First aid consists of a constriction bandage above the bite to prevent the venom from making it thru the rest of your body. Then antivenin. Since the introduction of antivenin, nobody has died from the bite of the funnelweb. Interestingly the venom is only lethal to primates. Dogs and cats and cattle seem comparatively immune.

Ausies also have a native version of the black widow called, IIRC, the redback. Same rules apply as for the widow.

I have read that the three deadliest spiders in the world are the Sydney funnelweb, the Brazilian wandering spider (aka banana spider) and the Six-Eyed Sand Spider which is found in sandy places in Africa, Arabia and South America.

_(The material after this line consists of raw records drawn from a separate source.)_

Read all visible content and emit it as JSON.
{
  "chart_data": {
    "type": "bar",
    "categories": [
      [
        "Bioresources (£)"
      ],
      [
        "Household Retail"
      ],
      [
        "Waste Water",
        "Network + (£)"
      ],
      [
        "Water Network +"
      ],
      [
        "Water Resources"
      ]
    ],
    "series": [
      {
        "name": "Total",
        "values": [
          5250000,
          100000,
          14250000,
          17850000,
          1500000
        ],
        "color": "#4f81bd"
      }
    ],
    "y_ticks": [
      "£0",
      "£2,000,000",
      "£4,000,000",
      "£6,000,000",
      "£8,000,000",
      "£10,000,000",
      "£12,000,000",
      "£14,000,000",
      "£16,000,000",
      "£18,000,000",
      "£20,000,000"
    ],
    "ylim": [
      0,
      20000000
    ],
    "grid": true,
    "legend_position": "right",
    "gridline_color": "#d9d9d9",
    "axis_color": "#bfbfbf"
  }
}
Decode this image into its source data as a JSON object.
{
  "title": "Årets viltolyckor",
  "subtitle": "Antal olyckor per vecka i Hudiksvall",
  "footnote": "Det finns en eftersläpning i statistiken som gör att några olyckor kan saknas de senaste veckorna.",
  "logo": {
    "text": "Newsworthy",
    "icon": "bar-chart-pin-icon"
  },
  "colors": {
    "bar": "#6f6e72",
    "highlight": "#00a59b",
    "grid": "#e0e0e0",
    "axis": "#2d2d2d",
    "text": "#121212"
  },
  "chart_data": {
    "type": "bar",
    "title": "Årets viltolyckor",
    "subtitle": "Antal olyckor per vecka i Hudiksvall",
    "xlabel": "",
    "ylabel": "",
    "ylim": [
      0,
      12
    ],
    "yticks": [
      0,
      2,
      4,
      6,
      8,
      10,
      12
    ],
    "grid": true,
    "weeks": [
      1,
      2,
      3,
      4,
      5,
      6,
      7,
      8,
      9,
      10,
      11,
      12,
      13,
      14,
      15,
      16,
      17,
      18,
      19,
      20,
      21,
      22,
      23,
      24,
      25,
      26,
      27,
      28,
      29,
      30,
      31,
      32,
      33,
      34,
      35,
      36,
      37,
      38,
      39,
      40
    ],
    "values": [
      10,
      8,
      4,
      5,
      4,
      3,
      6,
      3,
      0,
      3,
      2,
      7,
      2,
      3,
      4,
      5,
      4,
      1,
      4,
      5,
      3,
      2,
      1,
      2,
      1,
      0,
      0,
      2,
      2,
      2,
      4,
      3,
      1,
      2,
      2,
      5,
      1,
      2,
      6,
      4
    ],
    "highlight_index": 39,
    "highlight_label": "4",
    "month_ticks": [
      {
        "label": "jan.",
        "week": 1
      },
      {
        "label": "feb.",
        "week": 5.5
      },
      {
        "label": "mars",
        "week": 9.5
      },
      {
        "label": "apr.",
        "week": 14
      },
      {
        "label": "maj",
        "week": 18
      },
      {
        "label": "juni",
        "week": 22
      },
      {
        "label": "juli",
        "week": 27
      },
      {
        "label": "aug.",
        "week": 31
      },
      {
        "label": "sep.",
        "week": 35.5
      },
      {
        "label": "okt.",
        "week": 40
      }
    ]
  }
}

Unlike the funnelweb and wandering spiders, six eyes has a necrotoxin like the recluse - only much much more potent. Fortunately it is very shy, live in remote areas and rarely comes in contact with people. Experimental bites on rabbits are lethal and much of the rabbit just rots away.

One of the effects of the neurotoxin from the wandering spider is such extreme priapism that it can result in gangrene or other disabling damage to the affected organ. (Currently under evaluation as an anti-impotence drug.) Even with prompt antivenin treatment, wandering spider bites have proven lethal to healthy people.



OTOH most spiders are capable of a dry bite and some people are less vulnerable to their toxins.